Taking steps to combat a security problem that has increasingly touched the lives of homeowners, tenants, property managers, security directors as well as businesses nationwide, ASTM International (www.astm.org) has developed testing criteria under its Standard F883-09 for determining a cylinder’s ability to effectively resist break-ins using lock bumping techniques.
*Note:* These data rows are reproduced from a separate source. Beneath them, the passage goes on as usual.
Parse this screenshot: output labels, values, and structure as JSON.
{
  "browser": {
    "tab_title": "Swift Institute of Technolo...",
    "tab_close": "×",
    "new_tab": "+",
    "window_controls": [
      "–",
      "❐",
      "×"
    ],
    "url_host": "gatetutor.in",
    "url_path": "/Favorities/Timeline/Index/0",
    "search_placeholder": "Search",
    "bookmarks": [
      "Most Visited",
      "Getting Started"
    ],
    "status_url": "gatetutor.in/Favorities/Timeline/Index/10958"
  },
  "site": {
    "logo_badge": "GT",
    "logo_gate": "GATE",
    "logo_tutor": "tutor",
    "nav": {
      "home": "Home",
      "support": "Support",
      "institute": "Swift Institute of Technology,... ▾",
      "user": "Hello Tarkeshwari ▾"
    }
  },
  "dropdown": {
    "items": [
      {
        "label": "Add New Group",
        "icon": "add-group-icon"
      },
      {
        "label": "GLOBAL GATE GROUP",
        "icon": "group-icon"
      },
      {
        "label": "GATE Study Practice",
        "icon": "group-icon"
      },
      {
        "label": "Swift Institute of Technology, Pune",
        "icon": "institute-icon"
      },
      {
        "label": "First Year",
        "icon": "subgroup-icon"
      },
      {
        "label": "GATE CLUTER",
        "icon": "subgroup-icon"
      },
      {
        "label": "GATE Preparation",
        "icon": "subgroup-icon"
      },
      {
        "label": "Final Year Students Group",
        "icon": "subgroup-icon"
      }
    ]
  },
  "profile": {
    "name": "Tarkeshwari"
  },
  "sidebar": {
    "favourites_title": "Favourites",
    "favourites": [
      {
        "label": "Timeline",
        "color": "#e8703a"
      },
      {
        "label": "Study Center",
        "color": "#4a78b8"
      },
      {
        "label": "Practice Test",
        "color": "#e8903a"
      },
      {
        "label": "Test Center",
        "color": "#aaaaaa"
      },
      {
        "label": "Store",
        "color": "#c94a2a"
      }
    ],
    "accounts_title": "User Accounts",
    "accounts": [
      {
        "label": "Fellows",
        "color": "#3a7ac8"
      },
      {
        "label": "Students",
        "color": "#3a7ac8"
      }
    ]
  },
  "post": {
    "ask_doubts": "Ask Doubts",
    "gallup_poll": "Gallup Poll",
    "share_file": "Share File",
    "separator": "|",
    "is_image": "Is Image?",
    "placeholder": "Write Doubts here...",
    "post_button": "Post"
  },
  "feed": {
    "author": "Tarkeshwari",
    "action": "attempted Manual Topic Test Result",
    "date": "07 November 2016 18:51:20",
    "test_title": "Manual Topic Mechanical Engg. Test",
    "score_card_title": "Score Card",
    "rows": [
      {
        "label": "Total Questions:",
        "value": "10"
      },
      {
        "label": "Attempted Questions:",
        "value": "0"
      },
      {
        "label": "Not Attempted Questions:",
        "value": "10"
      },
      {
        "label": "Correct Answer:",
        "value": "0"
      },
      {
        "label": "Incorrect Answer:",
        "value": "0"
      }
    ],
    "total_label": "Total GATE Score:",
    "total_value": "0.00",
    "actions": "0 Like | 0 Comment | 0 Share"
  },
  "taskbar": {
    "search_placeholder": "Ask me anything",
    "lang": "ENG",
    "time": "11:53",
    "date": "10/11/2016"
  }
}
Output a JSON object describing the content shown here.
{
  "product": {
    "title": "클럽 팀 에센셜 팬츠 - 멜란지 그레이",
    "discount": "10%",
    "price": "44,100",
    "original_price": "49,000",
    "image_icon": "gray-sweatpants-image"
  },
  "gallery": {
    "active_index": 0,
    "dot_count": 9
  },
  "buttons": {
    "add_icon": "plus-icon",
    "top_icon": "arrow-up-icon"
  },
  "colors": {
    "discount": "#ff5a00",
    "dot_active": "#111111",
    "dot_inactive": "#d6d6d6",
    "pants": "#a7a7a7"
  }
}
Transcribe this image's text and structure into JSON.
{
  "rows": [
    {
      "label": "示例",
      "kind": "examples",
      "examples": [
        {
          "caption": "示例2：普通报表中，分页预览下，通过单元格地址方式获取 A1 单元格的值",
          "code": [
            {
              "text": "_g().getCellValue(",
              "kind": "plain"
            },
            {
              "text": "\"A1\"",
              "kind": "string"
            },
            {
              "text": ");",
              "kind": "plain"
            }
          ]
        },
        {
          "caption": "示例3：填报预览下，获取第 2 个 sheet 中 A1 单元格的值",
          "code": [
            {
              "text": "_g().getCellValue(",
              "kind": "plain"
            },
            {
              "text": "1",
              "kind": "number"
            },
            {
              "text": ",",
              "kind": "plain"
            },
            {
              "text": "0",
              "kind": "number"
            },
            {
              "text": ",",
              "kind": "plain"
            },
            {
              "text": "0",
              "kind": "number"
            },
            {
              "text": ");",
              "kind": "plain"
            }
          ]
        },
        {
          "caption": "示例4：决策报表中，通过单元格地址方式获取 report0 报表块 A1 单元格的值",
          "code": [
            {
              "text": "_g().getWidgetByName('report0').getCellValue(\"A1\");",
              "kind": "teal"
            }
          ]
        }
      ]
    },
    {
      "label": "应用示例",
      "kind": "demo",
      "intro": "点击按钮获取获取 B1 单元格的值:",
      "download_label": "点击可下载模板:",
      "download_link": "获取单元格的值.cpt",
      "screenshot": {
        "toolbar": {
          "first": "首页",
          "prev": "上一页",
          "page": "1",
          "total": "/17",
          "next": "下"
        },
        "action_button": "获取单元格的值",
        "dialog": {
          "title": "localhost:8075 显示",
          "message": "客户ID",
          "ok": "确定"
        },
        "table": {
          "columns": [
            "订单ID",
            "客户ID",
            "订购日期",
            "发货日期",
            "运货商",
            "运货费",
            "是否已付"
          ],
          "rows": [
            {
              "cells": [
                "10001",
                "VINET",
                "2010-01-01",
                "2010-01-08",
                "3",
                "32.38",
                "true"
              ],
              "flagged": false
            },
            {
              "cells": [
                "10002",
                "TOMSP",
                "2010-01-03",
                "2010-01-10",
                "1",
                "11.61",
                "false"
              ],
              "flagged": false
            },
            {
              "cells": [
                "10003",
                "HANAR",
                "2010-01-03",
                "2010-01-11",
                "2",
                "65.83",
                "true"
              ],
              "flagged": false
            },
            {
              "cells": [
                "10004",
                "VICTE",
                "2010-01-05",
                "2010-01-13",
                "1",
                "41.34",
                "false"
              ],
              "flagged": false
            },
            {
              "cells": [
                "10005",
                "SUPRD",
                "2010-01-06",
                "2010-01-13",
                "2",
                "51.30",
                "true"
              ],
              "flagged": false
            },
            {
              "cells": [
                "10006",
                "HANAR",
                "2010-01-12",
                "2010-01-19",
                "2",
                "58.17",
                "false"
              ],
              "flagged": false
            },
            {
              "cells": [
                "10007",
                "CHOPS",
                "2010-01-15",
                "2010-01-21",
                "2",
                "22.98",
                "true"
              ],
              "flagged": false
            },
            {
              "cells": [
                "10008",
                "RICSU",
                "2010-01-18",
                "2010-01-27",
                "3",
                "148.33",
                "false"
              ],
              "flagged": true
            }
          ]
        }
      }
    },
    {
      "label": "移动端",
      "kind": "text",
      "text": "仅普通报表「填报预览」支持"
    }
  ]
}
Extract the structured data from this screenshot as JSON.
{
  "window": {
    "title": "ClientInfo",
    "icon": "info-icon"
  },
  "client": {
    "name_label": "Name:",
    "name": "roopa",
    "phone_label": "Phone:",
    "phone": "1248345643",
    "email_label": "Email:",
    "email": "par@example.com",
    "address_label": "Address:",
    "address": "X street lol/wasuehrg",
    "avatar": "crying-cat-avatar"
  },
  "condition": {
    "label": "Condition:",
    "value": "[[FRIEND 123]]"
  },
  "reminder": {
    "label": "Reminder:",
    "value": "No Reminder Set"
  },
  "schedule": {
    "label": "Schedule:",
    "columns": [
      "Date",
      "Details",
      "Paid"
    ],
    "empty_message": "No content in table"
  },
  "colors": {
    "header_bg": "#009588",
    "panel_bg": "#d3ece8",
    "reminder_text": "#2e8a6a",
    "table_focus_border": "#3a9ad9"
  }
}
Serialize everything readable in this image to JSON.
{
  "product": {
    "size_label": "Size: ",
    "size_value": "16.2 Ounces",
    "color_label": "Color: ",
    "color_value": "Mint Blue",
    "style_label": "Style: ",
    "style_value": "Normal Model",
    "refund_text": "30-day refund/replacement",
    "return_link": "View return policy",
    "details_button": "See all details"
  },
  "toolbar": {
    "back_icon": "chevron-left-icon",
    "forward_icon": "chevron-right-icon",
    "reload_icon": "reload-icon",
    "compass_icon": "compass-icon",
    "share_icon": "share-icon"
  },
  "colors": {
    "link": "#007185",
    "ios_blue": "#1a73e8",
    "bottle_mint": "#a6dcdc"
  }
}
The revised Standard can be used to test and compare pin tumbler cylinders commonly used in padlocks and door hardware.
“In order to quickly assess the impact this Standard could have, tests on 13 brands of lock cylinders using new ASTM criteria have been conducted by professional locksmiths at the request of Master Lock Company,” said senior marketing manager David Kearns.
In these series of tests, locks from only two manufacturers attained the highest level of protection - Grade 6 - as specified in the Standard.
Both padlocks and door hardware from Master Lock Company exceeded Grade 6 lock bump test criteria, thanks to patent-pending, BumpStop® Advanced Cylinder Technology, Web Site: www.bumpstopsecurity.com.
“The development of these testing criteria by ASTM International recognizes the importance of lock bumping as a broad-scale security issue, and emphasizes the need for industry standards with which to measure performance of specific lock products,” said Master Lock Company’s Billy B. Edwards Jr., CML.
During the past few years, Edwards pointed out, extensive media publicity and internet “bump key” sales have turned what once was a little-known (and legitimately used) locksmith technique into a mass-market problem. Bump keys are readily available and the bumping procedure is so easy “an 11-year-old can do it.”
According to safety experts, 90 percent of American homes are at risk of having a lock bumped, enabling unauthorized entry. Untold numbers of businesses multiply potential bump-caused security and property loss problems.
“With this revised ASTM Standard in place, security professionals and end users alike can cut through the confusing barrage of claims for ‘high security’ locks,” Edwards emphasized. “They can simply ask for a lock that provides Grade 6 lock bumping protection.”
“It only takes one,” summed up Kearns. “Just one bump can pop a lock, putting people and property at risk. Professional locksmiths couldn’t bump our locks after hundreds of attempts.”
Professional locksmiths attack the locks in this test using the new ASTM Standard criteria, which requires that five locks be tested by each of three locksmiths using both a “Pull” and a “Push” bump key. Both types of keys have uniform steeples between cuts and, when struck, are forced further into the lock. A “Push” bump key, however, centers itself after each impact, whereas a “Pull” bump key must be pulled back from the lock one space position after being struck, before another attempt.
Bump key test requirements are as follows:
Grade 1: Must withstand 60 impacts
Grade 2: Must withstand 120 impacts
Grade 3: Must withstand 180 impacts
Grade 4: Must withstand 240 impacts
Grade 5: Must withstand 300 impacts
Grade 6: Must withstand 360 impacts
Standard F883-09, section 9.6, establishes six Grade Levels, each of which calls for 20 bump attempts by each locksmith, 10 with each type of key for a total of 60 bump attempts in order to attain one level of security. If all 60 attempts fail to bump the lock, it is deemed to have passed that grade level. If only one lock fails or opens from just one bump attempt, all locks are deemed to have failed at that level.